Here's institutional commentary from UBS analyst Patrick Hummel:
Stellantis: 'Kitchen Sinking'; Shares Plunge 19%
Shares in Stellantis plunge 19% after the carmaker accompanied news of EV-related charges with soft 2026 guidance (in line on top-line, below on AOI and FCF). Stellantis announced €22 bn one-off charges in H2 2025, including €6.5 bn cash charges spread over four years. The latter is important, said UBS analyst Patrick Hummel, who thinks about €1.6 bn per annum cash outflows can be digested from a balance sheet perspective (€46 bn gross liquidity, €5 bn hybrid bond issue and no dividend for FY 2025 announced).

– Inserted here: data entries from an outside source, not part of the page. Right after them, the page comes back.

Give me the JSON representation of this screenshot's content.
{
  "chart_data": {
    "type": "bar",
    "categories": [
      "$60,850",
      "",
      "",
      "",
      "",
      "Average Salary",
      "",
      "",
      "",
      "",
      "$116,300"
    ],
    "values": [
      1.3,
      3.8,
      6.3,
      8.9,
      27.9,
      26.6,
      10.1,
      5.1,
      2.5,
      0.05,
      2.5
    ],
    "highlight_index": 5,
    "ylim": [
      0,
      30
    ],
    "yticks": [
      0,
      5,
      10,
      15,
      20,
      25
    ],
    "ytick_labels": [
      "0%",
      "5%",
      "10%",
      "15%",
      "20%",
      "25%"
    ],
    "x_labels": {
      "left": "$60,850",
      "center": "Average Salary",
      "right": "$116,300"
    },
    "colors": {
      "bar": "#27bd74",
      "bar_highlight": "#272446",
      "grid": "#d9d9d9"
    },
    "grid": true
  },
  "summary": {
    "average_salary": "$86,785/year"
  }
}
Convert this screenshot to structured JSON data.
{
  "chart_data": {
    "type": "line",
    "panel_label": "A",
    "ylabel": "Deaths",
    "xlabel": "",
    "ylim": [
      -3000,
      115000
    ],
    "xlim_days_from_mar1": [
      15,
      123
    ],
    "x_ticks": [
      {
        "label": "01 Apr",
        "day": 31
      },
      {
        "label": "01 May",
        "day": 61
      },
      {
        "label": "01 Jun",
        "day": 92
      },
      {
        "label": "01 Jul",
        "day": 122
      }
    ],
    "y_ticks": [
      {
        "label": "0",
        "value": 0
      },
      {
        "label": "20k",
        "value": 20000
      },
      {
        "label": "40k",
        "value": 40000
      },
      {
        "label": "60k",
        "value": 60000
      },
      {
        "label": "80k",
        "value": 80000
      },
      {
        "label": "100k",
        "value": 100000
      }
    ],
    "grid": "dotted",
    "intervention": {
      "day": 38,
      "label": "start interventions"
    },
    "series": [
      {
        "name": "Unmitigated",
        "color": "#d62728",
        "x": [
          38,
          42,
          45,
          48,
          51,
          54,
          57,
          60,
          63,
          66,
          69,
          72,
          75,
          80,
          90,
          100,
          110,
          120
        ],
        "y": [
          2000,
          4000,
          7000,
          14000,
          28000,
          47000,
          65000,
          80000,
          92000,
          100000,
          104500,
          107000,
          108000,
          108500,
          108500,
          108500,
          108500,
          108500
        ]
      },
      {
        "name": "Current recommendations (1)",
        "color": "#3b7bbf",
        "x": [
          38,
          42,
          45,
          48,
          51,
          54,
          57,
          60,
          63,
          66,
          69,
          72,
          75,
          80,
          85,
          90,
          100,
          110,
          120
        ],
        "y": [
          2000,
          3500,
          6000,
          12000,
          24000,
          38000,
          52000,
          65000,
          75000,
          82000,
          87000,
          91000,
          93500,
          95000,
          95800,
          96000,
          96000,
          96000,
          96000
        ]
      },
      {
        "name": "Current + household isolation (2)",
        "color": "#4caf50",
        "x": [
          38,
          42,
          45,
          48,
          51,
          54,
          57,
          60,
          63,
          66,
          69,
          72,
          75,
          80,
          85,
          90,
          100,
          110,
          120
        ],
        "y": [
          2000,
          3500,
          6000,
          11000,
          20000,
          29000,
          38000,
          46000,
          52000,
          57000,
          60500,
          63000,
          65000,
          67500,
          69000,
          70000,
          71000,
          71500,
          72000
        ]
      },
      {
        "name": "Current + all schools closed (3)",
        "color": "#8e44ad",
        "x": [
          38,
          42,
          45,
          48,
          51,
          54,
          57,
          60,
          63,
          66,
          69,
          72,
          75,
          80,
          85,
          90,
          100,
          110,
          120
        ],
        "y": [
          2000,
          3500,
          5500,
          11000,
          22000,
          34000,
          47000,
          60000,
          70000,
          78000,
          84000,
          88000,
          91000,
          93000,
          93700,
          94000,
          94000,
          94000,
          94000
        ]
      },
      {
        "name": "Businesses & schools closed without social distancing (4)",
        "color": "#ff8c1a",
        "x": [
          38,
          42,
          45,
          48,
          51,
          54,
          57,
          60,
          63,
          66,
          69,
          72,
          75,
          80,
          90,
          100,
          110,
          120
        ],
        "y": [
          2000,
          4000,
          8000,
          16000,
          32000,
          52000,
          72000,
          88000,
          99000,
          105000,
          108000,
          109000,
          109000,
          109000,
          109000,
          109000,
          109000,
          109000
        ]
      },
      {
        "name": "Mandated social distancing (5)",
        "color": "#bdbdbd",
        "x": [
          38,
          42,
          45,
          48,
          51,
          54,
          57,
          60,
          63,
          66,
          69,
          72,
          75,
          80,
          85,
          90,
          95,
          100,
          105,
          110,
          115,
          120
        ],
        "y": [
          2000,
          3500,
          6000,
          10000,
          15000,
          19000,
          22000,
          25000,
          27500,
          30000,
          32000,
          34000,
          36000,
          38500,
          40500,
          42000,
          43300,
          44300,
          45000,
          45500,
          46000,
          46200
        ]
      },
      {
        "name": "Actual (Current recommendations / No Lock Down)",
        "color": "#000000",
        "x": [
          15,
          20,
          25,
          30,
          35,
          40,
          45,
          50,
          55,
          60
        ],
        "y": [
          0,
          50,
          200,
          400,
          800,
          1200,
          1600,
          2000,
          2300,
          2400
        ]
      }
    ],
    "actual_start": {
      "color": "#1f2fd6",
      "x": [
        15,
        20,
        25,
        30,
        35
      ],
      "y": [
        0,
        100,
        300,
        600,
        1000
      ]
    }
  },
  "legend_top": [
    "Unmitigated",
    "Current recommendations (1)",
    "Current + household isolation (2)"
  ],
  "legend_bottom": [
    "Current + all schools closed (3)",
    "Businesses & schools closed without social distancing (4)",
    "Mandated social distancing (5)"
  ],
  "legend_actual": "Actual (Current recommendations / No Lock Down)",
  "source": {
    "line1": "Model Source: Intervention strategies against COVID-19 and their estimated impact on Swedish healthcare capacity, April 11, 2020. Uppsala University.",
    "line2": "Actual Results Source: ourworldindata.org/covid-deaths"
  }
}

While Patrick thinks the one-offs are much larger than consensus expectations (€5-10 bn), the important aspect is the cash portion that is more in line. "Negative today, but it could be the clearing event we've been waiting for," he said, repeating his 'buy' rating on the shares.
The EV push by Western automakers has become an epic disaster, just as China is flooding Europe with low-priced EV models and eyeing the same playbook for Canada. In the US, Tesla remains the dominant outlier, continuing vehicle production while moving full steam ahead with robotaxi ambitions, AI stack, and robotics.